With family legacy planning now a growing trend, there is an increased appetite for trusts of longer duration. Such trusts not only protect the family “tree,” but they also provide the beneficiaries with important protections against creditors and divorce, as well as tax savings. Recognizing this trend, the Texas legislature just enacted a new law to allow trusts to last for 300 years. The new law applies to trusts with an effective date on or after September 1, 2021. If you create an irrevocable trust during your life, the effective date is the date the trust is created. If your Will or Living Trust provides for trusts that will be activated upon your death, the effective date will be your date of death.

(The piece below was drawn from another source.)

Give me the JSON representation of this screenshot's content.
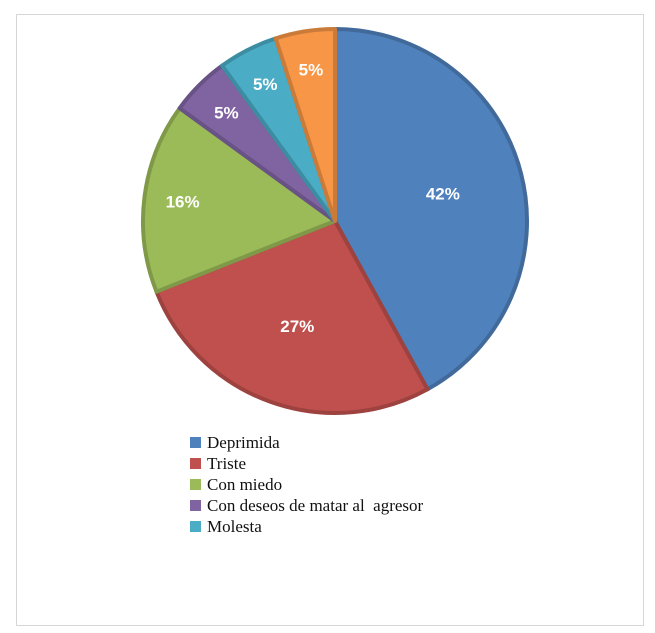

Before this new law, the Texas “Rule Against Perpetuities” permitted trusts to last no longer than the lifetime of anyone alive at time of trust creation (known as a “measuring life” who was identified in the trust), plus 21 years. If such a measuring life was a baby who lived to 80, the maximum length of a Texas trust was about 100 years.
In the past, Texans wishing to create a longer-term trust created the trust under the law of another state (such as a perpetual trust in Delaware, South Dakota, or Alaska, or a 365-year trust in Nevada). To do so required naming a trustee in that chosen state. Texans desiring longer-term trusts now have the choice of keeping their trusts at home. There are still other protections that may favor creating an out-of-state trust, but if the only concern is duration, a Texas trust is now an option.
Estate planners are now exploring whether irrevocable trusts created before September 1, 2021 can be modified to last longer. That analysis needs to happen on a trust-by-trust basis, depending on the facts of each case. However, what is clear is that if your Will or Living Trust creates a Texas trust that activates upon your death, you should consider amending your plan to take advantage of the new 300 year term.